AutoJudge chooses the random forest algorithm because it has advantages such as interpretable feature importance, strong anti-overfitting ability, and efficient handling of high-dimensional data. Text feature engineering includes the lexical level (keyword frequency, text length, etc.), semantic level (word embedding to capture semantics), and structural level (paragraph structure, input-output complexity, etc.).

## [Features] Analysis of Core Functional Characteristics

The core features of AutoJudge include: 1. Web data crawling: Built-in crawler to obtain problem data from platforms like LeetCode and Codeforces; 2. Real-time difficulty prediction: Users can get Easy/Medium/Hard evaluation results in seconds by pasting the problem description; 3. Multi-language support: Adapted for programming learners from different language backgrounds.

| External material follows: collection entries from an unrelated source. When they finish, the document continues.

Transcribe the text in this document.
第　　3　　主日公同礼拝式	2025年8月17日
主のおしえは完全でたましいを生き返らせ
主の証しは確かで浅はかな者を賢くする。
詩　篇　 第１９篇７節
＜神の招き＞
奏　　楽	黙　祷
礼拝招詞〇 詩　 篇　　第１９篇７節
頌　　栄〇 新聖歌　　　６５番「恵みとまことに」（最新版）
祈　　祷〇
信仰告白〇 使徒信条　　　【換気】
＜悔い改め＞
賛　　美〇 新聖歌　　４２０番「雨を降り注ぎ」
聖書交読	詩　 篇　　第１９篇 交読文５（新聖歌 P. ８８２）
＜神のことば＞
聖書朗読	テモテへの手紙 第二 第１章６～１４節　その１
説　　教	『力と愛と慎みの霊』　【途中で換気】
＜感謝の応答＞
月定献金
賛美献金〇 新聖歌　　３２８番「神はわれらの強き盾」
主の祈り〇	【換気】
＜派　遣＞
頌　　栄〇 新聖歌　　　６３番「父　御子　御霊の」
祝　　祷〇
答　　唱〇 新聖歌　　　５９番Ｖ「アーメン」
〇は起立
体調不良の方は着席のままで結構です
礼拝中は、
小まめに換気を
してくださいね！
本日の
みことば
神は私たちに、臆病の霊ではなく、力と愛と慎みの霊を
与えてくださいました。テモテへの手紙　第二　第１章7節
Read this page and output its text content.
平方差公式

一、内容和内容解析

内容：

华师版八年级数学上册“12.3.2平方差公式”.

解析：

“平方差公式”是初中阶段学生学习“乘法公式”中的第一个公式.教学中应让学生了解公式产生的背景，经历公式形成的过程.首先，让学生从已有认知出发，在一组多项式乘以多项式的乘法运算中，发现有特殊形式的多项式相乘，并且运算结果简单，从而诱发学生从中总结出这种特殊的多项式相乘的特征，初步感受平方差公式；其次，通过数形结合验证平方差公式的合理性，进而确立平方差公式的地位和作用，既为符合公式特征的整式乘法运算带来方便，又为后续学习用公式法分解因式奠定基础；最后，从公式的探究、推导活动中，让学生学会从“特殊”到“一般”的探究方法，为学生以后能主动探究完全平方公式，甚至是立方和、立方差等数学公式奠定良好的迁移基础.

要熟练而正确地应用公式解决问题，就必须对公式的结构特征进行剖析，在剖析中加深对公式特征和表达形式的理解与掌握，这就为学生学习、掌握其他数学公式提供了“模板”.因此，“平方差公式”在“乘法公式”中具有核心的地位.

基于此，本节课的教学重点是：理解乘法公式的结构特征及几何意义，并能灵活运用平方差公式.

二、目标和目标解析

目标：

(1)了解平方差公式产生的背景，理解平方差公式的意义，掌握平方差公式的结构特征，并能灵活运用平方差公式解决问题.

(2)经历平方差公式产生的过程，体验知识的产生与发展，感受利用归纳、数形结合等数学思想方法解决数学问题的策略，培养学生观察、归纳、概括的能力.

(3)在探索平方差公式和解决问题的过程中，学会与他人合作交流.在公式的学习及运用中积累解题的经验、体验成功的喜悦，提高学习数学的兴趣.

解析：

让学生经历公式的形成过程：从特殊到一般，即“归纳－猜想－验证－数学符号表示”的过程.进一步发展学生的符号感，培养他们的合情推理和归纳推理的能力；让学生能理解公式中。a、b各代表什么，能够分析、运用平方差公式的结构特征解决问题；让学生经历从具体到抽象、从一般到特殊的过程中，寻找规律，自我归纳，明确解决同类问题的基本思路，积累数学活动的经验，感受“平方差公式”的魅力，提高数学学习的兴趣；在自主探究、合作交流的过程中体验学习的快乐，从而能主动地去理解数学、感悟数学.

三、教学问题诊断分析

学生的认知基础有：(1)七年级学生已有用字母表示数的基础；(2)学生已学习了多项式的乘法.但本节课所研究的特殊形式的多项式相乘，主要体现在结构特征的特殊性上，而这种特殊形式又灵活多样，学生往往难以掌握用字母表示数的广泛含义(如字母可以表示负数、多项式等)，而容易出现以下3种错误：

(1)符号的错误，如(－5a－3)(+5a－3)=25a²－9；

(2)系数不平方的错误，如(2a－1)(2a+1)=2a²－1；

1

## [Applications] Applicable Scenarios of AutoJudge

The application scenarios of AutoJudge include: 1. Programming competition participants: Quickly filter problems suitable for their level and develop a scientific problem-solving plan; 2. Online education platforms: Integrate the API to automatically label problem difficulty, reducing manual burden; 3. Corporate technical interviews: Evaluate the rationality of self-designed problem difficulty to ensure the quality of interview questions.

## [Limitations and Prospects] Current Shortcomings and Future Directions

Current limitations: It relies on problem text features, so its accuracy is limited for problems that require code analysis; there are differences in difficulty definitions across different platforms, requiring domain-specific fine-tuning. Future directions: Multi-modal fusion (combining text, test cases, and historical data); personalized recommendation (combining user problem-solving records); deep learning upgrade (exploring pre-trained models like BERT).